I know there's another worried about my big ride thread going but I have different concerns and I like hiding in the quiet of the new rider section.
I'm doing the Tour de Cure Saturday and I entered the metric century. Unfortunately I didn't get nearly the training I wanted in because my life has been crazy. I work two physical jobs, one at a small retail pet store that has me busting my butt chucking food around, and another bar tending. I walk my dogs a lot and commute to work about 10m round trip. I've gotten some 20m plus rides in as well as one 45m that didn't totally destroy me. I can change my mind and do the 50k but it seems so short.
Here are the stupid thoughts running through my head:
What if I get left behind and finish last, all alone?
What if I can't finish? Will they give me a ride back?
What if I'm so slow I get left out on the course and can't make it?

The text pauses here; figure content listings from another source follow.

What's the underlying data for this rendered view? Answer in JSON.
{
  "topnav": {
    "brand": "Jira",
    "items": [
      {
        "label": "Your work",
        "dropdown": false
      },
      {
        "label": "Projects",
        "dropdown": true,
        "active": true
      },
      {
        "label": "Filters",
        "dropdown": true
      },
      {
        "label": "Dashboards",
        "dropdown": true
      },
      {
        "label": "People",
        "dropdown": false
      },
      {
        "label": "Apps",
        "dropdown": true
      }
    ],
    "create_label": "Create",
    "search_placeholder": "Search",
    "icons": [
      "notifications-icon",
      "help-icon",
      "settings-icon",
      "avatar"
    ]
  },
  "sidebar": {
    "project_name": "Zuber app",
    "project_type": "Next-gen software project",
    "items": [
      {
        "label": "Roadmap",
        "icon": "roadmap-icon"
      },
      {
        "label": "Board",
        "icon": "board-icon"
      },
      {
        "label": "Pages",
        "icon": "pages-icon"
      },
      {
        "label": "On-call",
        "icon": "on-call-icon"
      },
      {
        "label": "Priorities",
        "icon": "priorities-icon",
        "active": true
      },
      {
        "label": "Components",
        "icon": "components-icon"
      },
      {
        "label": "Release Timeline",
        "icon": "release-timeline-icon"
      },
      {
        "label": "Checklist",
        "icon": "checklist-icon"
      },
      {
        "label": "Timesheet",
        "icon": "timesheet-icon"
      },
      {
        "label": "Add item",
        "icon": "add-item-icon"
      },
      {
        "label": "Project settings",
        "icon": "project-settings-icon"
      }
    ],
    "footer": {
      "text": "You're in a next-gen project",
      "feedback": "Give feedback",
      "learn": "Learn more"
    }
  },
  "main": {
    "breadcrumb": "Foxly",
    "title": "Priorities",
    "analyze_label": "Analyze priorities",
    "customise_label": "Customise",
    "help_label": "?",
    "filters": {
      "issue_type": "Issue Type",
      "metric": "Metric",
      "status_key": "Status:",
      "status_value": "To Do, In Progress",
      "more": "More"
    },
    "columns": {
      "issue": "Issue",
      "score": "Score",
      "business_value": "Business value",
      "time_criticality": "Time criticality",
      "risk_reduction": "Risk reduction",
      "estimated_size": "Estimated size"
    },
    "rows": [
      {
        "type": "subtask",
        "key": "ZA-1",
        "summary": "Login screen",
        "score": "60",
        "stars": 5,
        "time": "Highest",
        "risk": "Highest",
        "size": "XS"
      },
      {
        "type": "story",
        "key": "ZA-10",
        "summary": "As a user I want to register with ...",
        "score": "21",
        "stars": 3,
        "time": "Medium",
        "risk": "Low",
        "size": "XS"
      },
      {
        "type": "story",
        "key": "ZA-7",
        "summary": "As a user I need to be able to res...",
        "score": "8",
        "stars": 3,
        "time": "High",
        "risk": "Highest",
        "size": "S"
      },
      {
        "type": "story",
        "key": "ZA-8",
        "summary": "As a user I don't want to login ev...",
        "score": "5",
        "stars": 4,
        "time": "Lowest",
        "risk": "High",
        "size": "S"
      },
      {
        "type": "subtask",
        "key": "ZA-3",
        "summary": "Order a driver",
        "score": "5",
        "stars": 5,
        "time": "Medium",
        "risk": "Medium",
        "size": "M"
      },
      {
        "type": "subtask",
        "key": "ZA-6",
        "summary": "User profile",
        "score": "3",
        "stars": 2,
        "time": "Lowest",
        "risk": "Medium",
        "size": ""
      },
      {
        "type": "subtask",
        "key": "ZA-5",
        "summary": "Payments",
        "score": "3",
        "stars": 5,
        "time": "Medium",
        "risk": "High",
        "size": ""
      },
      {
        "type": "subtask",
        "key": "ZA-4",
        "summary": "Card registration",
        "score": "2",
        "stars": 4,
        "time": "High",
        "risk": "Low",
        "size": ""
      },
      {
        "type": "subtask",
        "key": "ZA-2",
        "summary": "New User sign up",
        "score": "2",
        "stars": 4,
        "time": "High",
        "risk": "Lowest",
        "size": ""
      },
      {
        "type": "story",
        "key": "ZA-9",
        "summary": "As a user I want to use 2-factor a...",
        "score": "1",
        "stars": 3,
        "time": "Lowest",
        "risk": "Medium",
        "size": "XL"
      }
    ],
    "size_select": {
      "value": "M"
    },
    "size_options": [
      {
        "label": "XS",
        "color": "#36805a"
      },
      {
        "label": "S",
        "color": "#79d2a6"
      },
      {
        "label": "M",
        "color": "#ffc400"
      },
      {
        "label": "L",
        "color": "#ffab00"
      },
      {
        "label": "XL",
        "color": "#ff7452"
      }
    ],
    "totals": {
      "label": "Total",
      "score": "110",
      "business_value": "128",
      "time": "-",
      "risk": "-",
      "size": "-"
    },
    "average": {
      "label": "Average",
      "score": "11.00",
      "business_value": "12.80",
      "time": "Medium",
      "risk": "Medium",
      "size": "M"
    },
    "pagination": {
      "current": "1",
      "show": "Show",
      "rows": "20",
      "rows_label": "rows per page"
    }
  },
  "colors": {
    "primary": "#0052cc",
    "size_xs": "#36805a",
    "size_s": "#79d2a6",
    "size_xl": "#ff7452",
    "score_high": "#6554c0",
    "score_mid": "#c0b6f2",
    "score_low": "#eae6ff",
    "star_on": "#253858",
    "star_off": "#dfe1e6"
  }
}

I know it seems totally dumb but it's a whole new world to me. I really don't mind riding alone, do it all the time, but it's the whole getting "herd bound" and panicking. I have some separation anxiety issues I swear. Once we when were at the beach and parked far away my mom went back to the car to get some sand castle supplies. I was freaking out the whole time thinking she left us because she was gone so long. Yeah, that's me in a nut shell.
I know this is all stupid, but they're real fears to me. Part of me knows I can do this, I've got grandma cheering for me, but that part is quieter than Little Miss Negative. I just need to be sure if I can't that someone with motorized wheels will cart my butt back. I'd rather start the 100k and fail than throw in the towel and do the 50k.